Diane Lamoureux est prof au Département de sciences politiques de l’Université Laval, et auteure de plusieurs ouvrages sur les femmes et les notions de citoyenneté (Citoyennes? Femmes, droit de vote et démocratie, 1989) et d’identité (Malaises identitaires, 1999). Dans L’amère patrie, Lamoureux analyse les rapports entre le nationalisme et le féminisme ou, disons, plus généralement, les femmes. Si vous n’en voyez pas, dites-vous que si l’État providence n’avait jamais existé, il n’y aurait par exemple ni garderies, ni politiques sociales permettant aux femmes de s’épanouir autrement que dans la maternité.

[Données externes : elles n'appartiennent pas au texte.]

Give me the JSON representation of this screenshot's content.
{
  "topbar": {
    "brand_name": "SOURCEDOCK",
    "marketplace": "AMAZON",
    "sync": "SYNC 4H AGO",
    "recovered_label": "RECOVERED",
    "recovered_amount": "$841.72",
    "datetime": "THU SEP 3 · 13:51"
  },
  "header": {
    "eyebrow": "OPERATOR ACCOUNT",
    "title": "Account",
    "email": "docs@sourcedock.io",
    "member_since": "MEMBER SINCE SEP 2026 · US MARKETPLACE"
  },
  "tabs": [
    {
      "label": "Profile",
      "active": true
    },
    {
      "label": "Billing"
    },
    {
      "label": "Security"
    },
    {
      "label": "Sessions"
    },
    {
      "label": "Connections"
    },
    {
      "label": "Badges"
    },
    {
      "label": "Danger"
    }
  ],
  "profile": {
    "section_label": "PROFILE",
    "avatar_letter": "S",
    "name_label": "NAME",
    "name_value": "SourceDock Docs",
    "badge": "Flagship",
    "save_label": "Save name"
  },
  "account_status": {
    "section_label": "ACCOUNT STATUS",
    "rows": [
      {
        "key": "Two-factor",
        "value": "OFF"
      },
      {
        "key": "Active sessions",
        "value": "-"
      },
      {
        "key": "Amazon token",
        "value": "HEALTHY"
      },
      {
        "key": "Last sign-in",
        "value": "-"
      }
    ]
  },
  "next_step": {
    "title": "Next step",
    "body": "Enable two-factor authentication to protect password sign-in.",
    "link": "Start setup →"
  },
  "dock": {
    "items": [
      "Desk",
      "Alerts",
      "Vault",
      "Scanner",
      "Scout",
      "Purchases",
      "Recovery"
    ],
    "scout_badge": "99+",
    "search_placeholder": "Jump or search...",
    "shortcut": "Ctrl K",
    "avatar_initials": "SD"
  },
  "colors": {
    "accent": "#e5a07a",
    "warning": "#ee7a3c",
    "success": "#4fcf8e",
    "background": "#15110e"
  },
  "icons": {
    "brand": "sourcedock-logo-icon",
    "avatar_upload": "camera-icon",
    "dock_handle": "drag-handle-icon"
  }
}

Mais aujourd’hui, comme le monde entier, l’État québécois, mené par un parti soi-disant progressiste, a pris un virage néolibéral. «Chez nous, ce qui comptait avant tout, c’était la construction de l’État providence, explique Diane Lamoureux, jointe à Paris où elle séjourne actuellement. La priorité, c’était de se donner une bourgeoisie québécoise; et cela a porté fruit: vous avez les Bombardier, SNC Lavalin et tant d’autres qui en témoignent. Mais maintenant que cette tâche est accomplie, l’État providence est moins important. Or, pour les femmes, cela veut dire moins de politiques sociales et de leviers pour exercer leur liberté.»
Lamoureux, comme plusieurs féministes, n’est pas dupe. Si plusieurs d’entre elles ont été portées au pouvoir depuis 1995, c’était, comme le laissent entendre plusieurs commentatrices (voir autres textes en page xx), pour redonner une image à la politique. «Personnellement, dit Diane Lamoureux, je ne trouve pas que les femmes aient été si nombreuses que cela depuis 1995. Bien sûr, c’est mieux qu’avant, mais elles ont tout de même hérité de dossiers extrêmement lourds. Prenez Pauline Marois: elle a été placée à la Santé alors que le secteur était en situation de crise aiguë, avec un personnel (médecins, infirmières, employés de soutien) excédé, épuisé et en colère. De plus, je pense aussi que les femmes ont été le dernier recours des politiciens pour recruter du personnel: elles sont apparues comme un groupe de choix, comme une certaine relève pour le milieu politique.»